Pregabalin Confers No Added Benefit to a Non-steroid Anti-inflammatory Drug and Acetaminophen Regimen in Outpatient Breast Cancer Surgery: A Randomized Controlled Trial
- *Corresponding Author:
- Ronald B. George
IWK Health Centre, Department of Women’s & Obstetric Anesthesia
5850/5980 University Avenue, P.O. Box 9700, Halifax
NS, B3K 6R8, Canada, B3K 6R8
Tel: (902) 470-6627
Fax: (902) 470-6626
E-mail: [email protected]
Received date: January 20, 2014; Accepted date: February 17, 2014; Published date: February 19, 2014
Citation: George RB, McKeen DM, Boyd JC, Porter GA (2014) Pregabalin Confers No Added Benefit to a Non-steroid Anti-inflammatory Drug and Acetaminophen Regimen in Outpatient Breast Cancer Surgery: A Randomized Controlled Trial. J Anesth Clin Res 5:383. doi: 10.4172/2155-6148.1000381
Copyright: © 2014 George, et al. This is an open-access article distributed under the terms of the Creative Commons Attribution License, which permits unrestricted use, distribution, and reproduction in any medium, provided the original author and source are credited.

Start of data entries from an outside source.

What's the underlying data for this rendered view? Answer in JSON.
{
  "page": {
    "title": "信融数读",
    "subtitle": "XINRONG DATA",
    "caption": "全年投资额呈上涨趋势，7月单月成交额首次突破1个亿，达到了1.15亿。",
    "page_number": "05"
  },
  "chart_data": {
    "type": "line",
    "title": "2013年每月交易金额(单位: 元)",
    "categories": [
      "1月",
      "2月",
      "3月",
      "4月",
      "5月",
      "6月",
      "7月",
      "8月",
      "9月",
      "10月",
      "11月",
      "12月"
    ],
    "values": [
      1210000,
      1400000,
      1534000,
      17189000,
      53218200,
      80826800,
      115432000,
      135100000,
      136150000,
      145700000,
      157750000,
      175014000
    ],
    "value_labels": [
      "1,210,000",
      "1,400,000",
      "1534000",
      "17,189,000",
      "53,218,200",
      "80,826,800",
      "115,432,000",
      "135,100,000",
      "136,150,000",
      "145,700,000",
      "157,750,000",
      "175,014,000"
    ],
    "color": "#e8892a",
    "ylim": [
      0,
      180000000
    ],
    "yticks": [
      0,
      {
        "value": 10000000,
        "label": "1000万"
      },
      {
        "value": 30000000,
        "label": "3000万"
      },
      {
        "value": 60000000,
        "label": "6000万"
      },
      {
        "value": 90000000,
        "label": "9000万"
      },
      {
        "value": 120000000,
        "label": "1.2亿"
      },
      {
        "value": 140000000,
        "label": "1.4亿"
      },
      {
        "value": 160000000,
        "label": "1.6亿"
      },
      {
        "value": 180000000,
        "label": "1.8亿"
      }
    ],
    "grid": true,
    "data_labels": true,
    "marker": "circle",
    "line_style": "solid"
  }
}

Objectives: Multimodal analgesia may reduce both postoperative pain and the risk of adverse effects associated with opioid-use. Pregabalin has emerged as a potential perioperative analgesic with an improved pharmacokinetic profile. However, data regarding its analgesic efficacy and optimal dose following breast surgeries are conflicting. This study was designed to determine if perioperative treatment with pregabalin could reduce pain scores and oxycodone consumption following elective surgery for possible breast cancer.
Methods: Fifty-nine women undergoing elective breast cancer surgery (mastectomies and lumpectomies) were recruited for this study. Patients were randomized to pregabalin (150 mg) or placebo, both administered prior to surgery and 12 hours postoperatively. Pain and nausea intensity were measured using an 11-point numerical rating scale 2, 24, and 48 h postoperatively. Acetaminophen, naprosyn, and oxycodone were available in both groups postoperatively.
Results: At 24 hours post-op there were no differences in average pain intensity at rest (placebo 1.3 vspregabalin 0.6; difference=0.65, 95% CI: -0.09 to 1.39, p=0.08), pain following movement (placebo 1.3 vs P150 1.2; difference=0.14, 95% CI: -0.59 to 0.88, p=0.70, or average oxycodone tablet consumption (placebo 0.7 vs P150 1.0, difference=0.26, 95% CI: -1.86 to 1.35, p=0.72) postoperatively.
Conclusion: Pregabalin given preoperatively and 12 h postoperatively did not improve pain or oxycodone consumption 24 h following breast surgery. Further research regarding the appropriate dose and timing of pregabalin administration surrounding breast surgery is required.